A Casa e o Tempo
Para Mabel Lelis
não era, certamente, uma casa muito velha
as paredes estavam ainda brancas;
notava-se a firmeza dos portões de ferro
e a alegria dos pássaros
esvoaçando nas janelas
esperando migalhas
espreitando sorrisos
os jardins eram alegres, floridos;
as plantas brilhavam de verde
molhadas pelo sol e pela chuva.
as janelas e portas coloniais
denunciavam o estilo provinciano
mas não cediam às pressões do mundo moderno
cosmopolita
mantinha erguidos os muros
impenetráveis e resistentes.
não era, entretanto, uma casa aberta;
suas janelas e portas se fechavam
como uma couraça;
as trancas de ferro,
antigas e carcomidas pelo tempo,
ainda seguravam ardentemente as aberturas
para a poeira das ruas.
esse medo invadia as paredes
e a pintura descascava tristemente
e o mofo se instalava implacável como a morte.
mas o sol inclemente invadia pelas brechas
daquela fortaleza vigorosa
e o passado resistia
porque ele é duro como o cimento.
haveria vida em casa tão misteriosa?
tão fechada em si mesma?
nem todos conseguiam desvendar as cortinas
mas é bem verdade que o progresso da cidade
não tem olhos para o passado;
fornece apenas as picaretas da demolição
e assim uma casa antiga é como um traste
na beira do caminho.
se aquela casa se resguardava do mundo,
temerosa talvez,
não conseguia esconder sua vida interior.
os sons proliferavam
as conversas mansas de fim de tarde
repercutiam no início da noite;
os vasos de flores nas janelas . . .
o cheiro de boa comida
que invadia os arredores . . .
era como se a casa se bastasse a si mesma.

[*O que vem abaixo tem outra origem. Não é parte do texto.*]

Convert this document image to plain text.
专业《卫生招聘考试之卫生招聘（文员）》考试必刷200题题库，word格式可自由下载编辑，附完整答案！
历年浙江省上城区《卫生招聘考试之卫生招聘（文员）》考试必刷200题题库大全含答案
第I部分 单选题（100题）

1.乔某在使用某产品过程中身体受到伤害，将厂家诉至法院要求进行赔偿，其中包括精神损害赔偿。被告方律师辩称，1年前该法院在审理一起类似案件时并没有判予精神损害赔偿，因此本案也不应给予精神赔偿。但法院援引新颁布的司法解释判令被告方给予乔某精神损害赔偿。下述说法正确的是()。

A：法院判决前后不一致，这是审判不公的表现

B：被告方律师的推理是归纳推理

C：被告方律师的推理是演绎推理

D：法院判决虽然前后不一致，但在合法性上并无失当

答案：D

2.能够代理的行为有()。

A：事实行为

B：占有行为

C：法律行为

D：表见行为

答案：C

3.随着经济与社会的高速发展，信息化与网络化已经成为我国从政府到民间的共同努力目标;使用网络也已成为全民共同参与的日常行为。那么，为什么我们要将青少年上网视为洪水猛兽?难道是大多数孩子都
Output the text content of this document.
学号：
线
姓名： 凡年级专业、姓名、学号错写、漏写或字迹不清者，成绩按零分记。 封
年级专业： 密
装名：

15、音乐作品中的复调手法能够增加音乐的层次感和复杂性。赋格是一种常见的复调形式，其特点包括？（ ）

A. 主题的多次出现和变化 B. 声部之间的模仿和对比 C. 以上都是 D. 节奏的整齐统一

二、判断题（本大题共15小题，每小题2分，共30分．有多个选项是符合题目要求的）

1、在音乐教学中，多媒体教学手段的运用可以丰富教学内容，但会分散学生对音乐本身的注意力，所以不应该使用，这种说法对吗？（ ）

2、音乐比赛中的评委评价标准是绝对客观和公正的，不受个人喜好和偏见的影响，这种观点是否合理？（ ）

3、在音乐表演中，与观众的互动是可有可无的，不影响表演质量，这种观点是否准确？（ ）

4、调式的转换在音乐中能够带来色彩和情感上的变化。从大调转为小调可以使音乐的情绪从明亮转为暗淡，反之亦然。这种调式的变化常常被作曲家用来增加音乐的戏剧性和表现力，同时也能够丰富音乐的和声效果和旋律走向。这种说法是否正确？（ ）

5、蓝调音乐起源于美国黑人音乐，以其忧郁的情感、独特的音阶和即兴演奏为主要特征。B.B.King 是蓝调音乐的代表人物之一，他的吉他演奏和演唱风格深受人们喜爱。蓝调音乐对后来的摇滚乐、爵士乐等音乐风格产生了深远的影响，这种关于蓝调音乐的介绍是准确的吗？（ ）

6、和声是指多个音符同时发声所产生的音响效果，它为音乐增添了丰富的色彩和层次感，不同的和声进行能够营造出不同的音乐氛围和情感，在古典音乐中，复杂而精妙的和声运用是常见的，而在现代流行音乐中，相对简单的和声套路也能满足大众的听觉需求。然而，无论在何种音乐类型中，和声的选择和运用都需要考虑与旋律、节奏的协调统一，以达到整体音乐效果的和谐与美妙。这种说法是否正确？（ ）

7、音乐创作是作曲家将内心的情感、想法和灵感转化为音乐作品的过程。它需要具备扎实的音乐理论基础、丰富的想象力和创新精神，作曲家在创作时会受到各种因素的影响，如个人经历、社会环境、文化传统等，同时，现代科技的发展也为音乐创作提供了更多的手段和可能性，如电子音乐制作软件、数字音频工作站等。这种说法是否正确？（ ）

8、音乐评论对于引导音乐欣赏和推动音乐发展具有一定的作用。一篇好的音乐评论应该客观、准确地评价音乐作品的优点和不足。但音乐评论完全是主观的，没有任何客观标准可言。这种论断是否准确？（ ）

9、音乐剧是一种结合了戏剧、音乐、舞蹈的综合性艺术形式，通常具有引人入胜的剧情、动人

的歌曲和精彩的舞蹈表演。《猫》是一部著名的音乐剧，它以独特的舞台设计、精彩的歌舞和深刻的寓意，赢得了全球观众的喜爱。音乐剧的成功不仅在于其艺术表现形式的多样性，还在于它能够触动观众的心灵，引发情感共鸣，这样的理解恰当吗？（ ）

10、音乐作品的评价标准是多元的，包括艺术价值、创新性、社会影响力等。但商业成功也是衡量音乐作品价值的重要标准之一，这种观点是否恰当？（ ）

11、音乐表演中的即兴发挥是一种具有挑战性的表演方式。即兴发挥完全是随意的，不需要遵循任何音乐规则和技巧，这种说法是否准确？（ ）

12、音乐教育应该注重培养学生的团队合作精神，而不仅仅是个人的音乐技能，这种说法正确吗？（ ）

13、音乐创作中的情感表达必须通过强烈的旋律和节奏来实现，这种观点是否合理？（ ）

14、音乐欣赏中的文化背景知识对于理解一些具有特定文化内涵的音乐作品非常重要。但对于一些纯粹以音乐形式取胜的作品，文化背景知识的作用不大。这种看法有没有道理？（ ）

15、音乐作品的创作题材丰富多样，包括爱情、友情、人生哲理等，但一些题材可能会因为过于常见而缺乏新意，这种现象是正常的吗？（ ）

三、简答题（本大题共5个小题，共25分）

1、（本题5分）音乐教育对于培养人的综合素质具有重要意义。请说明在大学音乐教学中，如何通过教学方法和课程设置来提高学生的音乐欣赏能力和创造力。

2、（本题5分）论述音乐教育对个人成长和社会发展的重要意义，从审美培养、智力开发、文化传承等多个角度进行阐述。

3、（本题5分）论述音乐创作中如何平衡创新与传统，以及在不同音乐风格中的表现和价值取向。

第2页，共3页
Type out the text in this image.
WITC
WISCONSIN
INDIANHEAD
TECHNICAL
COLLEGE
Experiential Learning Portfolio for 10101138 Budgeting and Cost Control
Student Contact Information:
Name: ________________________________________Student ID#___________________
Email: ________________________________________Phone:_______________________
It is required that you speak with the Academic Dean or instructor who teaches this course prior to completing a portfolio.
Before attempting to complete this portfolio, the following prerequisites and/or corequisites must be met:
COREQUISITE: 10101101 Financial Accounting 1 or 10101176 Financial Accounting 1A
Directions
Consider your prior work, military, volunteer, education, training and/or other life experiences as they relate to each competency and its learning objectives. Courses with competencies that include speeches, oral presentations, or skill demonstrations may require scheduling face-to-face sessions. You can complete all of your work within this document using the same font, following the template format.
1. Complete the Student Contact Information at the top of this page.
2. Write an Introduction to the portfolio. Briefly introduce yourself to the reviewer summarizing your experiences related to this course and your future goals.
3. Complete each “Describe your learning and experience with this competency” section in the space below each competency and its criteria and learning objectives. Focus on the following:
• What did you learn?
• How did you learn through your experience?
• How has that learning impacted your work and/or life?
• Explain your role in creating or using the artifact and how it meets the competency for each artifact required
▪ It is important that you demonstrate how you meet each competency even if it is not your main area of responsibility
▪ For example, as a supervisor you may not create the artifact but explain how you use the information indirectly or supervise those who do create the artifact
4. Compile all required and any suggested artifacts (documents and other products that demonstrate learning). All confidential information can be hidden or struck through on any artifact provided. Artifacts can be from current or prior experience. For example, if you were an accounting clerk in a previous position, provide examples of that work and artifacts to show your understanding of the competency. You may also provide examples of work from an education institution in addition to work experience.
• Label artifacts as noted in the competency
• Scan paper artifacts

inquietações haviam de certo,
pois as janelas e portas estremeciam
algumas vezes como se quisessem explodir;
seus habitantes recebiam, portanto,
alguma luz do sol,
mas era uma explosão camuflada, abafada,
um travesseiro no rosto,
até mesmo o passado, na sua dureza,
fraquejava.
as sombras refletiam nas janelas
tremiam sob a luz das lamparinas
vagavam noite a dentro
em busca de um ponto perdido no universo
e, durante o dia,
o sol resguardava o seu direito
de reproduzir a vida,
mas durante as tempestades
os alicerces estremeciam
abalados pelo desgaste dos anos e séculos.
é evidente que a casa misteriosa
possui muitos segredos
e nada se saberá a não ser penetrando nela,
mas e o futuro de uma casa antiga?
a quem serão remetidos os escombros?
servirão apenas de piso
para as novas estradas do progresso?
ou então ingressará na trajetória do descaso?
certamente as grades ruirão futuro a dentro
permacerá apenas o gosto amargo
de viver armado.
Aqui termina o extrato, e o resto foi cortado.